It was the biggest air-sea rescue in peacetime, and an enthralled world watched, astonished, as helicopters and naval vessels braved murderous, moving mountain ranges of sea which had swallowed or maimed scores of sailing vessels. Through the day and the night that followed, dozens and dozens of bedraggled, exhausted survivors were plucked from the maddened ocean and were brought ashore, some so weakened by exposure that they would expire anyway in the warmth of their hospital beds.
That was the spectacle which seized the public imagination in the middle of August, 20 years ago, as the Fastnet race sailed into the maw of a hurricane. Virtually nobody noticed a more private and simultaneous cameo in a little bay in West Cork: of a delicate, somewhat distrait, gentleman of middle age being swept into the turbulent waters off Kilcrohane; of his struggling while the seas churned and lashed; of his weak attempts to regain the rock from which he had fallen; and of the brine filling his lungs and discreetly claiming his life even as beyond the shoreline it was spectacularly claiming a dozen and half other lives. Thus died J. G. Farrell; Jim to his friends.
Unfulfilled talent
The death of artists when their talent is yet unfulfilled is a deeply tormenting business; but sometimes that which transformed a person into an artist is simply reclaiming its own creation. Who does not deplore the death of Wilfred Owen at war's end, only days before he would have been freed from the tyrannies of the trenches to explore and develop his remarkable talent in peace? But it was upon the anvil of war that he shaped the tools of his poetry: once robbed of that anvil, how might he have fared?
J. G. Farrell similarly. To be sure, it was not a storm which turned him into a great writer, nor even the wild Atlantic. But what made him helpless in the wash and the wave of the West Cork seas 20 years ago next month was his useless arm, crippled by polio when he was a young man. By his own account, up until then, he was pretty much a rugger-bugger, hearty, jolly, pinting with the chaps. Polio ended that, caused him to ponder and to turn to the pen. Polio gave him to us, and after a decade and a half of perfectly splendid writing, polio took him away from us.
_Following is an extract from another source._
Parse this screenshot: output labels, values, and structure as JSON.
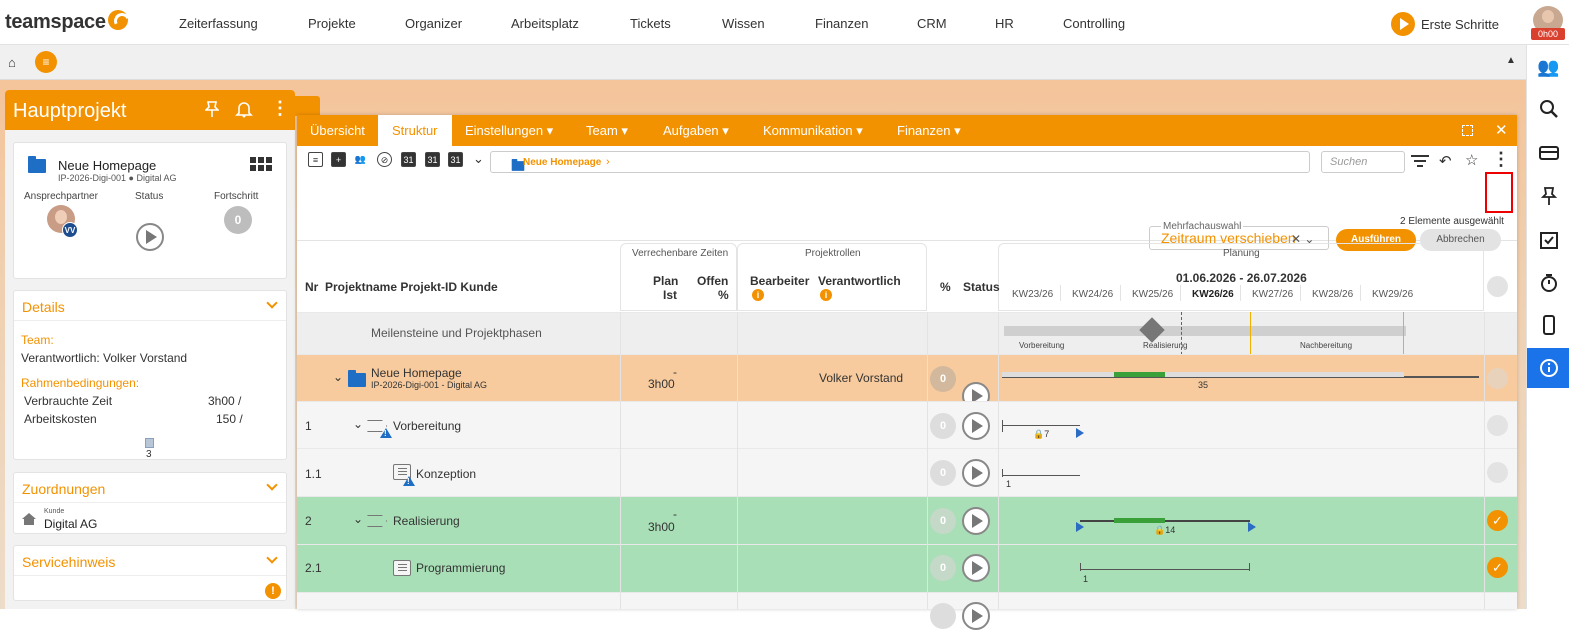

He is called Irish, Anglo-Irish, English, according pretty much to the colours on your mast. Does it matter? On the night that he died, did rescuers rescue according to nationality? Yet it does matter, sort of; for his fictional explorations were not refutations of this peculiar thing we call identity, but examinations and dissections of them, delicate, probing, ironical and most of all, wise. Maybe he inhabited that intangible middle kingdom of Goldsmith, Wilde, Shaw, Beckett and even Yeats: and that is indeed an honourable kingdom to be a subject of.
Three great novels
He wrote three very great novels, which stand on their merits no matter the perspective from which you view them; Troubles, a gallantly and (then) unfashionably revisionist look at the Hiberno-British war of 1919-21: The Siege of Krishnapur, a view from an equally unexpected angle of the Indian Mutiny; and The Singapore Grip, again a work of fiction written from a vantage point people few people suspected even existed, never mind observing from.
Troubles is a truly fascinating work, challenging almost all populist preconceptions of virtue and goodness of the period in question, which, by the time it was written, 1968-ish, had become gospel. Myth had transformed the IRA campaign during the War of Independence into a soldierly affair of noble flying columns meeting and slaying the dragon of brutish, uncouth Black and Tans. Jim Farrell repositioned that campaign very definitely in the realm of a fairly dismal reality, of a personal war in which victim generally knew his killer.
Different rules
He did a comparable demythologising with The Siege of Krishnapur, which I read when still in thrall to the heresy that to be anti-colonial must necessarily be good, and that anti-colonialism might fairly be judged by a different set of rules to those governing other behaviour. Jim Farrell found some of the deeds by the mutineers deeply disgusting. With the Vietnam war haunting the white liberal conscience, it was profoundly subversive for a white liberal (even one such as Jim who castigated conditions on the Booker McConnell plantations while accepting a literary prize funded by that company) even to risk discussing atrocities by non-whites.
To celebrate the life of this very great Irish writer - for his Irishness is indisputable - Lavinia Greacen's long awaited biography is being published by Bloomsbury next month, the 20th anniversary of his death. The publishing event of the autumn: order it now from your bookseller. Another celebration occurs at Bantry House at 8 p.m. on July 31st, when Lavinia and others will be discussing Jim Farrell and his works. Open to all comers to celebrate a man who was morally brave and wise and funny; a glorious storyteller who could stitch a tale as perfectly as an Aubusson tapissier, and who caressed the English language as if it were cut from a cloth of gold. Free to all Farrellophiles.